La tradition de la choucroute du Nouvel An est venue d’Allemagne au 19ième siècle et s’est répandue en province de Liège à partir des années 1940. Dans cette brasserie, Frédéric Lambert a calculé que « sur trois services à midi et en soirée, on va faire minimum 300 couverts », ce qui représente environ 150 kilos de choucroute.
La tradition de la choucroute du Nouvel An est relativement récente : d’origine allemande, elle a commencé à se répandre en province de Liège dans les années 1940. Le chou, avec ses multiples couches, symbolise l’abondance. Consommer de la choucroute lors du passage à la nouvelle année est donc un moyen de se souhaiter une année prospère, couche après couche.
Pour de nombreuses familles, ce repas représente avant tout un moment de retrouvailles. « C’est notre rituel familial du premier de l’an, où nous sommes ici trois générations réunies. Nous venons de loin pour le déguster ensemble : certains de Bruxelles, d’autres de Namur », explique une cliente.

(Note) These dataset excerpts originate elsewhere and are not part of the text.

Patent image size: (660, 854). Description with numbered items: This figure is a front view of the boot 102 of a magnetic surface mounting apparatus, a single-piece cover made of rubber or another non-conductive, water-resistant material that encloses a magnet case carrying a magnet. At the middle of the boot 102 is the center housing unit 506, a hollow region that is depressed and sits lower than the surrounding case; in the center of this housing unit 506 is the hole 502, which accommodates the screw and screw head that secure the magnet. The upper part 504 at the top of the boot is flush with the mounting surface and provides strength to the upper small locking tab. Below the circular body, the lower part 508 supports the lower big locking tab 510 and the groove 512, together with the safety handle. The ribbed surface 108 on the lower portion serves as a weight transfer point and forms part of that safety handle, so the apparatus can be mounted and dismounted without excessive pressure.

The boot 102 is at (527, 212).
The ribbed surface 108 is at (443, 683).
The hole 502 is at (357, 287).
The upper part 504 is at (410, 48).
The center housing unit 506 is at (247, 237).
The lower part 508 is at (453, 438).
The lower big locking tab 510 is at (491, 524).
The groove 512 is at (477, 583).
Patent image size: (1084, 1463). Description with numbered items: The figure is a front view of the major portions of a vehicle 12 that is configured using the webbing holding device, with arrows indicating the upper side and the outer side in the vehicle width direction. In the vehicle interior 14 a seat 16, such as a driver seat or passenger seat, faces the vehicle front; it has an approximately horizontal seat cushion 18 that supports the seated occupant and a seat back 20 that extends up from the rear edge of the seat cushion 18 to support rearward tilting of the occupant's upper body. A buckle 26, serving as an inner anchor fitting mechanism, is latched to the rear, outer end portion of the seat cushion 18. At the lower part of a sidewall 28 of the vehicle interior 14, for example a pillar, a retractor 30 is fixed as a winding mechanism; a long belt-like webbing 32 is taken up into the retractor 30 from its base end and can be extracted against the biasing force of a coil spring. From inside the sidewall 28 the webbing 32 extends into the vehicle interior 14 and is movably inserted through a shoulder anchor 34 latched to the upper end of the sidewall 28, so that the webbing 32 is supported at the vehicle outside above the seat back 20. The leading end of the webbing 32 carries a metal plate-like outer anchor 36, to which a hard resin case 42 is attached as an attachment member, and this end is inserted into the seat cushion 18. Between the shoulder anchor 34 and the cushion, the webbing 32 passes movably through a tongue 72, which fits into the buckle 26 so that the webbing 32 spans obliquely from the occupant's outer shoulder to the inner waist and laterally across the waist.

Dans cette brasserie, le succès est au rendez-vous. « Sur trois services à midi et en soirée, nous allons faire un minimum de 300 couverts. Cela représente environ 150 kilos de choucroute », calcule Frédéric Lambert, patron de L’Amirauté à Tilff.
La recette suit la tradition, ponctuée de quelques secrets plus ou moins bien gardés. « Nous ajoutons des baies de genévrier, des clous de girofle, des carottes, des oignons et du Riesling. »
À cette coutume s’intègre une pratique légèrement superstitieuse, qui remonte à la seconde moitié du 20ème siècle : une pièce est glissée sous l’assiette afin d’attirer la prospérité. « C’est pour avoir de l’argent toute l’année », plaisante une cliente. « Pour ma part, je vais mettre un billet de 100€. Si ça se multiplie, c’est parfait, » espère une autre personne attablée, tout en admettant que cela n’a jamais fonctionné.